Wednesday, April 25, 2018

`Prelude to a Storm'

In 1984, C.H. Sisson was reviewing newly published editions of letters by Thomas Hardy and William Cowper, along with other volumes, when he wrote in the London Review of Books:

“In outward circumstances, the microcosms presented in both the Hardy and the Cowper correspondence are nothing but the ordinary miserable world of old age, of which not less depressing versions are to be found everywhere.”

At the time, Sisson was seventy, not quite ancient, with almost twenty years left to live, but he could always be relied on to see the incipient darkness in the brightest vista. And grimness is preferable to the drooling optimism of Pollyanna. Cowper’s life was grim. That he wrote good poems and some of the best letters in the language is remarkable given his emotional fragility. He survived suicide attempts and confinement in asylums little better than indifferently run prisons. It’s best to read Cowper not as a psychiatric case study but as just another frail human. Sisson continues, and this goes to the heart of it:  

“It is not that what happens to writers is more remarkable than what happens to the rest of mankind, merely that through them we may see ordinary events more vividly because we have glimpses of how they appeared to minds exceptionally lucid or devious, and can measure how little separates such minds from our own, when it comes to the ordinary business of living.”
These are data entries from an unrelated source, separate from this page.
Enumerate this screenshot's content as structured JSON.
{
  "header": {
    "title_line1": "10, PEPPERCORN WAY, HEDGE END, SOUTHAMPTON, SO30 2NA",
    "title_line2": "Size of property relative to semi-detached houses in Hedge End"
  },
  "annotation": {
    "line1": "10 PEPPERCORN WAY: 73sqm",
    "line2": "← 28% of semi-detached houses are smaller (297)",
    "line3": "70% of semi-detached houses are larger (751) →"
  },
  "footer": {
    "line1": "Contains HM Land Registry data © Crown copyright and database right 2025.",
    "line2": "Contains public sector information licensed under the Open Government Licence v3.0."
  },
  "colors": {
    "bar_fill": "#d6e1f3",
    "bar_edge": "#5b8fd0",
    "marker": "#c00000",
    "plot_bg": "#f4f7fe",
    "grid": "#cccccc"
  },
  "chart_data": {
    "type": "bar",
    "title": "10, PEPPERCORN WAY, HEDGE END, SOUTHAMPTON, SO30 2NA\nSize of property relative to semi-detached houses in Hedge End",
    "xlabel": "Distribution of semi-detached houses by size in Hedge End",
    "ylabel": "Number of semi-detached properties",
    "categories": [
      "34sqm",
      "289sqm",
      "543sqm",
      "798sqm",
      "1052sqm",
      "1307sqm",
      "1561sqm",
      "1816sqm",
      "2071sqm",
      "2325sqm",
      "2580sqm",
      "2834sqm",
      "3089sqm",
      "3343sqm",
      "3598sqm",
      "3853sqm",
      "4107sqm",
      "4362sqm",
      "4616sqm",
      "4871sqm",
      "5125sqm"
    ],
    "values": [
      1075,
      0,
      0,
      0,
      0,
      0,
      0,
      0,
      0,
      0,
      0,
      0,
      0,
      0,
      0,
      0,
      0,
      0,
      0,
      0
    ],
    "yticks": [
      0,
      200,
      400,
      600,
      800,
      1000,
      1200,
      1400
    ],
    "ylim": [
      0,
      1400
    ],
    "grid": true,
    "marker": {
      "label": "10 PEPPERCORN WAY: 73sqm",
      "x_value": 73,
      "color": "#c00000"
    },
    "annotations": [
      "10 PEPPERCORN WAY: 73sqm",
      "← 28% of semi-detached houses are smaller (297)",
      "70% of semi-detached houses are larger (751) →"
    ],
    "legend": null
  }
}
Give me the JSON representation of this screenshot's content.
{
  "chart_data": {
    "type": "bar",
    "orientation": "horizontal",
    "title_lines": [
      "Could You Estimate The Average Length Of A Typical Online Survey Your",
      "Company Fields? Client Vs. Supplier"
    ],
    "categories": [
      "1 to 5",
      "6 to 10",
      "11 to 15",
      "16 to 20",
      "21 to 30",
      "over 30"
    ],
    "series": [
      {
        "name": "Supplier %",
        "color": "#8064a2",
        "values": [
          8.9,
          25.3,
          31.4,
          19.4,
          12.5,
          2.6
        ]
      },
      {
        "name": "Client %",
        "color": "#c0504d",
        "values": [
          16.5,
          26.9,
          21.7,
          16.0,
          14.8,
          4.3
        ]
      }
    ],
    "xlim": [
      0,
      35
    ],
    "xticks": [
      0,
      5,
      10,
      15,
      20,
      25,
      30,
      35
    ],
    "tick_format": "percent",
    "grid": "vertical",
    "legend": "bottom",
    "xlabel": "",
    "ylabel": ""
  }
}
Cowper could write lucidly even when quite manic or depressed, and he was seldom devious. His witness is credible. In a letter to his friend the Rev. Walter Bagot on Jan. 3, 1787, he writes: “But it is a sort of April-weather life that we lead in this world. A little sunshine is generally the prelude to a storm.”

If I had to choose between Cowper’s poems or letters, I would take the letters, as I would with Keats. For sick men, both were funny and wise. I look for the literary value of letters, their worth as prose. Biography is interesting but secondary. Sisson is good on this point:

“In the end letter-writing is valuable less for its clues to the supposed personality of the author than as a form of literature in itself, subject to the same tests: Does it please us? Is it elegant? Does it appear to enlighten us as to a world beyond itself? – questions which I dare say are not allowed those who credit theories, political and otherwise, as to exactly how ‘texts’ should be read. The more fumbling reader would no more think of having theories about how to read books than about how to understand his friends.”

Cowper died on this date, April 25, in 1800. Happy birthday to my brother, Ken.